Szulborski knew Cornish first in the 80s, when the Christmas City Fair was strapped for cash and support. They became co-chairs of the event, and Zsulborski was impressed with Cornish’s ability to work with people, to pull them together and make things happen.

“The Christmas City Fair had a budget of nothing,” Zsulborski recalls. “Once we were concerned because the security guys’ walkie-talkies weren’t working. John knew the owner of Radio Shack and arranged the donation of cases of batteries [in time for the event].

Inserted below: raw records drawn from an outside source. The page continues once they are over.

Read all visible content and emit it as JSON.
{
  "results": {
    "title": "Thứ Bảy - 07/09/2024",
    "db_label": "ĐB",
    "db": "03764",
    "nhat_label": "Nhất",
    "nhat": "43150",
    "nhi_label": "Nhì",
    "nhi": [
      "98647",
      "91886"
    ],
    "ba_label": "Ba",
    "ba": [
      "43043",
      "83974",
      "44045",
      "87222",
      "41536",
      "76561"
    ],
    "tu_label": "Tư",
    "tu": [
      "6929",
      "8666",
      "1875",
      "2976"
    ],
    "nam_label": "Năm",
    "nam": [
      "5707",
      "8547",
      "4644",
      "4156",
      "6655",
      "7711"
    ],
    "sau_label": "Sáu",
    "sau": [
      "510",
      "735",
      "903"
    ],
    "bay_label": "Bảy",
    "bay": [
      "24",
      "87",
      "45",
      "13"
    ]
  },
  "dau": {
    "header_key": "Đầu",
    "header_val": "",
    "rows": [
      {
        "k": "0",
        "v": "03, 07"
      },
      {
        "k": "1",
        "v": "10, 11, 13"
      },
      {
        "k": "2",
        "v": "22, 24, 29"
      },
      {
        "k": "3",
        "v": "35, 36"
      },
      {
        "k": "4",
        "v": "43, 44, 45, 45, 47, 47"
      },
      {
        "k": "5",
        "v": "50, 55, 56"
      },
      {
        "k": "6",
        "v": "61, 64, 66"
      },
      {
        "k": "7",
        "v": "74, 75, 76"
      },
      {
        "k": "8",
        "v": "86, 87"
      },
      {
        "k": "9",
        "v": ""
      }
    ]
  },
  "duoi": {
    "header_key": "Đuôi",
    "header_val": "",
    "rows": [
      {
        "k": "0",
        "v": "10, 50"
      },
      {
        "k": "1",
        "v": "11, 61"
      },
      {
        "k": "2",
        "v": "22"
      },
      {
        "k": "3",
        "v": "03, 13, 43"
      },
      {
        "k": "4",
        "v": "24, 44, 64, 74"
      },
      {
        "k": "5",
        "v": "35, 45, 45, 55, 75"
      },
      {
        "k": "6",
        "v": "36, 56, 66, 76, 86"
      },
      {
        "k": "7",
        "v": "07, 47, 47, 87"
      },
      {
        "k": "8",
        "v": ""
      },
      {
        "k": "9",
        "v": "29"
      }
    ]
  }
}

“He was great to work with and had an ability to make people smile. His involvement is truly missed in the community.”

John Cornish’s son Seth, who twice excused himself for choking up while discussing his father on the phone, said improving the community was intrinsic to the man’s identity. “It shaped everything he was. He always said, ‘You always get out of the community what you put into the community.’”

Cornish said he spent his childhood Saturday mornings folding envelopes for mass mailings and repairing a fire-damaged Pa. Playhouse. “He brought his family into everything. He was a pretty cool man.”

Cornish said his father never looked to build his resume or find recognition from his work, simply insisting volunteerism was his preferred hobby. “Up until he went to the hospital he drove to work every day. He was involved until the very end. He never quit. He was America’s volunteer.

“To me, Bethlehem is going to have a hole in it for a while.”